The harsher speeding penalties came into effect in 2017, introducing a new penalty structure that means drivers convicted of the highest level of speeding can be fined 125-175% of their gross weekly income as well as receiving six points or a disqualification of up to 56 days.
But a recent survey conducted by Venson Automotive Solutions has found 52% of drivers do not believe that the existing penalties for breaking the speed limit are adequate and that 27% of people would like to see a full review of the speeding penalty system.
The research, published for the 2020 Brake Road Safety Week, also found 18% people think speed-limiting devices should be fitted as standard to all cars to remove the risk of offending – the technology is already expected to be mandated on new cars sold in the EU (and the UK too, regardless of Brexit) by 2022 under provisional EU legislation covering a range of new safety features.
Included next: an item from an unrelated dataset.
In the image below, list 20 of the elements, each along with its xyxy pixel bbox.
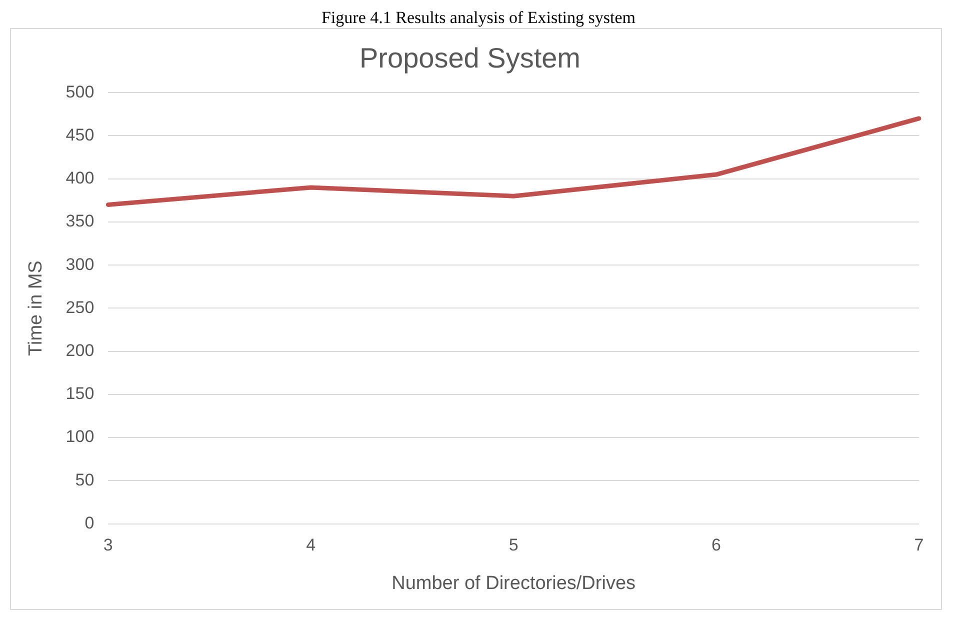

However, it will be over-ridable by the driver and can be deactivated every time the car is switched off.
Meanwhile, 17% of respondents think drivers should have a speed limiter fitted for the first two years after passing their test.
The findings have been revealed by Venson as it urges fleet managers and businesses to support the Road Safety Week campaign theme of ‘No need for speed’ and ensure employees are fully aware of their responsibilities when it comes to speeding.
Simon Staton, director of client management at Venson Automotive Solutions, said: “When a driver is on the road for work, they represent their company – whether in a company branded vehicle or not. Employees who speed, not only put themselves, other road users and pedestrians at serious risk but also risk legal penalties for their employer should an accident happen and damage to the company’s reputation.
“As a responsible employer, a strong and well-understood code of conduct for driving whilst on company business should be an important part of the employee induction process, ongoing driver training and company vehicle policy. We would advise fleet managers to adopt strategies that not only create awareness among their company drivers of the consequences of speeding, but also reward good driving habits,” added Staton.